🇩🇪 Über das Nicht-Aufgeben
Wie ich einen Tiefpunkt erreichte und Trost bei den kalifornischen Redwood Bäumen fand
Eine zentrale Erkenntnis für mich in den letzten Wochen: Einen Newsletter herauszugeben ist schwer. Nicht so sehr einen einzelnen Newsletter zu schreiben, aber jede Woche einen zu produzieren. Dran zu bleiben. Die Motivation aufrechtzuerhalten.
Als ich mit Onward vor drei Monaten startete, war ich ziemlich hoffnungsvoll und optimistisch. Nervosität war natürlich auch dabei. Ich bin zwar eine erfahrene Journalistin und Buchautorin, aber einen Newsletter herauszugeben fühlte sich viel persönlicher an.
Auf der anderen Seite hatte ich viele Gedanken auf dieses Projekt verwendet und eine Menge Vorarbeiten geleistet: Ich hatte festgelegt, worum es im Newsletter gehen würde, eine Plattform ausgewählt, die mir gefiel, mich mit den technischen Besonderheiten vertraut machen, eine Grafikdesignerin gefunden, der mir half, ein Banner und ein Logo zu entwerfen, Themenideen gesammelt, ein paar Beiträge im Voraus geschrieben, Freunde und andere Leute angesprochen, die an meinem Newsletter interessiert sein könnten. So fühlte ich mich gut vorbereitet.
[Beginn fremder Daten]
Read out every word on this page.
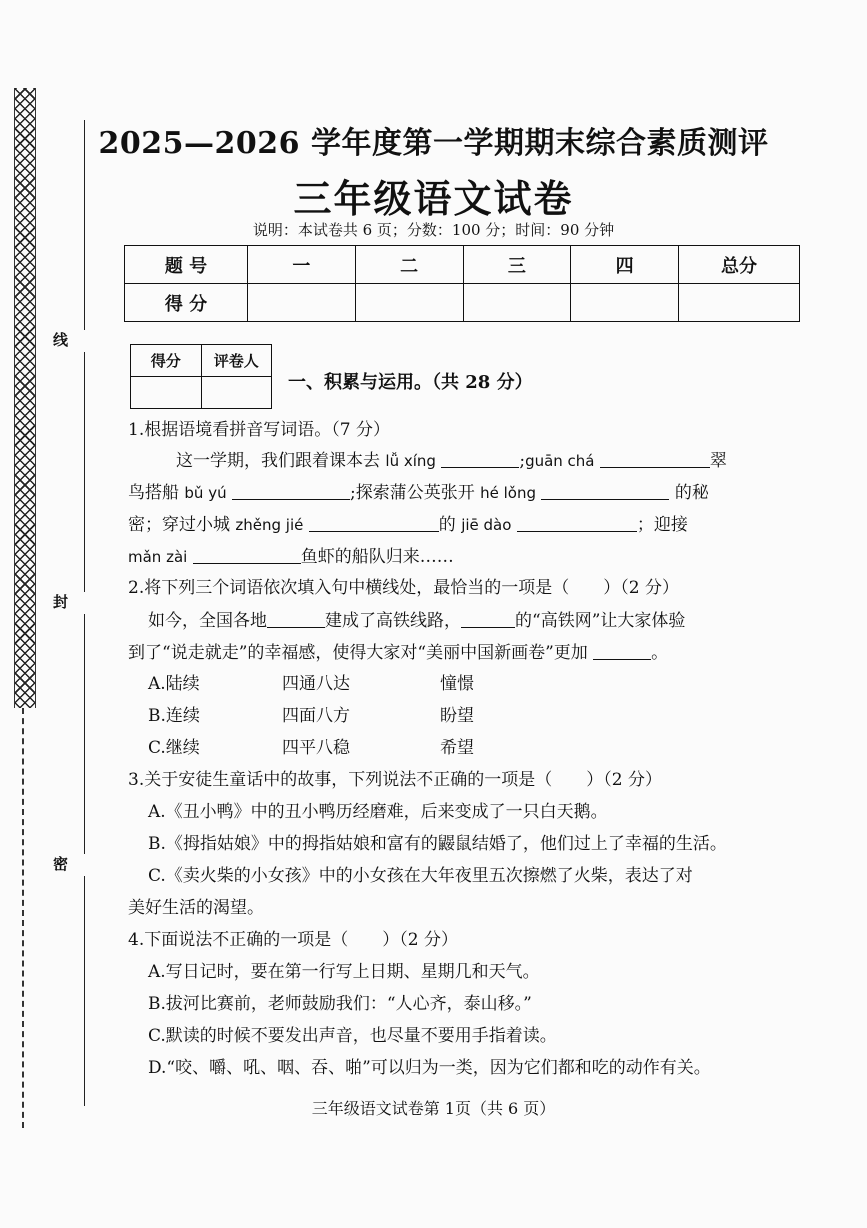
线
封
密
2025—2026 学年度第一学期期末综合素质测评
三年级语文试卷
说明：本试卷共 6 页；分数：100 分；时间：90 分钟
题 号	一	二	三	四	总分
得 分					
得分	评卷人

一、积累与运用。（共 28 分）
1.根据语境看拼音写词语。（7 分）
这一学期，我们跟着课本去 lǚ xíng	;guān chá	翠
鸟搭船 bǔ yú	;探索蒲公英张开 hé lǒng	的秘
密；穿过小城 zhěng jié	的 jiē dào	；迎接
mǎn zài	鱼虾的船队归来……
2.将下列三个词语依次填入句中横线处，最恰当的一项是（　　）（2 分）
如今，全国各地	建成了高铁线路，	的“高铁网”让大家体验
到了“说走就走”的幸福感，使得大家对“美丽中国新画卷”更加	。
A.陆续	四通八达	憧憬
B.连续	四面八方	盼望
C.继续	四平八稳	希望
3.关于安徒生童话中的故事，下列说法不正确的一项是（　　）（2 分）
A.《丑小鸭》中的丑小鸭历经磨难，后来变成了一只白天鹅。
B.《拇指姑娘》中的拇指姑娘和富有的鼹鼠结婚了，他们过上了幸福的生活。
C.《卖火柴的小女孩》中的小女孩在大年夜里五次擦燃了火柴，表达了对
美好生活的渴望。
4.下面说法不正确的一项是（　　）（2 分）
A.写日记时，要在第一行写上日期、星期几和天气。
B.拔河比赛前，老师鼓励我们：“人心齐，泰山移。”
C.默读的时候不要发出声音，也尽量不要用手指着读。
D.“咬、嚼、吼、咽、吞、啪”可以归为一类，因为它们都和吃的动作有关。
三年级语文试卷第 1页（共 6 页）
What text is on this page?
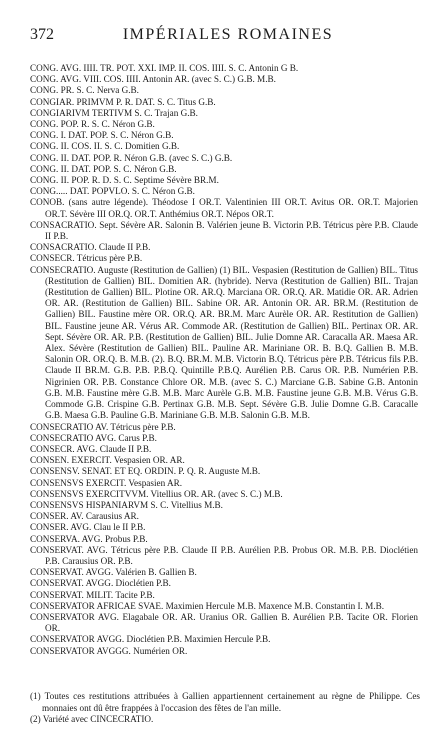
372	IMPÉRIALES ROMAINES

CONG. AVG. IIII. TR. POT. XXI. IMP. II. COS. IIII. S. C. Antonin G B.

CONG. AVG. VIII. COS. IIII. Antonin AR. (avec S. C.) G.B. M.B.

CONG. PR. S. C. Nerva G.B.

CONGIAR. PRIMVM P. R. DAT. S. C. Titus G.B.

CONGIARIVM TERTIVM S. C. Trajan G.B.

CONG. POP. R. S. C. Néron G.B.

CONG. I. DAT. POP. S. C. Néron G.B.

CONG. II. COS. II. S. C. Domitien G.B.

CONG. II. DAT. POP. R. Néron G.B. (avec S. C.) G.B.

CONG. II. DAT. POP. S. C. Néron G.B.

CONG. II. POP. R. D. S. C. Septime Sévère BR.M.

CONG..... DAT. POPVLO. S. C. Néron G.B.

CONOB. (sans autre légende). Théodose I OR.T. Valentinien III OR.T. Avitus OR. OR.T. Majorien OR.T. Sévère III OR.Q. OR.T. Anthémius OR.T. Népos OR.T.

CONSACRATIO. Sept. Sévère AR. Salonin B. Valérien jeune B. Victorin P.B. Tétricus père P.B. Claude II P.B.

CONSACRATIO. Claude II P.B.

CONSECR. Tétricus père P.B.

CONSECRATIO. Auguste (Restitution de Gallien) (1) BIL. Vespasien (Restitution de Gallien) BIL. Titus (Restitution de Gallien) BIL. Domitien AR. (hybride). Nerva (Restitution de Gallien) BIL. Trajan (Restitution de Gallien) BIL. Plotine OR. AR.Q. Marciana OR. OR.Q. AR. Matidie OR. AR. Adrien OR. AR. (Restitution de Gallien) BIL. Sabine OR. AR. Antonin OR. AR. BR.M. (Restitution de Gallien) BIL. Faustine mère OR. OR.Q. AR. BR.M. Marc Aurèle OR. AR. Restitution de Gallien) BIL. Faustine jeune AR. Vérus AR. Commode AR. (Restitution de Gallien) BIL. Pertinax OR. AR. Sept. Sévère OR. AR. P.B. (Restitution de Gallien) BIL. Julie Domne AR. Caracalla AR. Maesa AR. Alex. Sévère (Restitution de Gallien) BIL. Pauline AR. Mariniane OR. B. B.Q. Gallien B. M.B. Salonin OR. OR.Q. B. M.B. (2). B.Q. BR.M. M.B. Victorin B.Q. Tétricus père P.B. Tétricus fils P.B. Claude II BR.M. G.B. P.B. P.B.Q. Quintille P.B.Q. Aurélien P.B. Carus OR. P.B. Numérien P.B. Nigrinien OR. P.B. Constance Chlore OR. M.B. (avec S. C.) Marciane G.B. Sabine G.B. Antonin G.B. M.B. Faustine mère G.B. M.B. Marc Aurèle G.B. M.B. Faustine jeune G.B. M.B. Vérus G.B. Commode G.B. Crispine G.B. Pertinax G.B. M.B. Sept. Sévère G.B. Julie Domne G.B. Caracalle G.B. Maesa G.B. Pauline G.B. Mariniane G.B. M.B. Salonin G.B. M.B.

CONSECRATIO AV. Tétricus père P.B.

CONSECRATIO AVG. Carus P.B.

CONSECR. AVG. Claude II P.B.

CONSEN. EXERCIT. Vespasien OR. AR.

CONSENSV. SENAT. ET EQ. ORDIN. P. Q. R. Auguste M.B.

CONSENSVS EXERCIT. Vespasien AR.

CONSENSVS EXERCITVVM. Vitellius OR. AR. (avec S. C.) M.B.

CONSENSVS HISPANIARVM S. C. Vitellius M.B.

CONSER. AV. Carausius AR.

CONSER. AVG. Clau le II P.B.

CONSERVA. AVG. Probus P.B.

CONSERVAT. AVG. Tétricus père P.B. Claude II P.B. Aurélien P.B. Probus OR. M.B. P.B. Dioclétien P.B. Carausius OR. P.B.

CONSERVAT. AVGG. Valérien B. Gallien B.

CONSERVAT. AVGG. Dioclétien P.B.

CONSERVAT. MILIT. Tacite P.B.

CONSERVATOR AFRICAE SVAE. Maximien Hercule M.B. Maxence M.B. Constantin I. M.B.

CONSERVATOR AVG. Elagabale OR. AR. Uranius OR. Gallien B. Aurélien P.B. Tacite OR. Florien OR.

CONSERVATOR AVGG. Dioclétien P.B. Maximien Hercule P.B.

CONSERVATOR AVGGG. Numérien OR.

(1) Toutes ces restitutions attribuées à Gallien appartiennent certainement au règne de Philippe. Ces monnaies ont dû être frappées à l'occasion des fêtes de l'an mille.

(2) Variété avec CINCECRATIO.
Dann kam der Start und eine Menge Fragen: Wird die technische Seite funktionieren? Sehen die Beiträge professionell und ansprechend aus? Wie werden meine ersten Leser reagieren? Kann ich neue Abonnenten gewinnen? Werde ich es schaffen, mir jede Woche ein interessantes Thema einfallen zu lassen?
Zuerst war ich ziemlich enthusiastisch. Der Newsletter erreichte die Briefkästen der Abonnenten und das Layout sah gut aus. Auch der Inhalt kam an. Ich erhielt vielversprechendes Feedback von meiner Leserschaft, die zugegebenermaßen klein war und hauptsächlich aus Freunden und Freundinnen bestand. Dennoch hatte ich das Gefühl, einen guten Start geschafft zu haben.
Schnell stellte sich eine gewisse Routine ein: ein Thema auswählen, recherchieren, den Text schreiben und mit Hilfe einer befreundeten Muttersprachlerin redigieren, Bilder finden, um die Posts zu illustrieren.
Mit jeder Woche ohne technische Disaster ließ meine Angst vor dieser Art von Problemen nach. Aber andere Zweifel schlichen sich ein. Die Abonnentenzahl stieg kaum an und ich konnte über die Wochen nur ein sehr geringes Wachstum verbuchen.
Außerdem brauchte ich zu lange, um jede Woche einen Post zu schreiben – eigentlich zwei, wenn man die deutsche Ausgabe mitzählt. Meine bisherige journalistische Arbeit geht weiter, und ich merkte, wie schwer es ist, das alles unter einen Hut zu bringen. Die Wochen schienen immer kürzer zu werden; der nächste Freitag, sprich der nächste Newsletter, schien immer schon vor der Tür zu stehen. Der Druck stieg. Ich wurde immer frustrierter und schimpfte mich selbst dafür aus, dass ich es nicht besser hinbekam.
Letzte Woche erreichte ich einen Tiefpunkt. Auf meinem Schreibtisch lag ein Magazinartikel, dessen Abgabetermin immer näher rückt. Ein weiterer Newsletter musste fertiggestellt werden. Zu allem Übel litt ich unter fiesen Schulter- und Nackenschmerzen, die mich ausbremsten und mir viel Energie raubten.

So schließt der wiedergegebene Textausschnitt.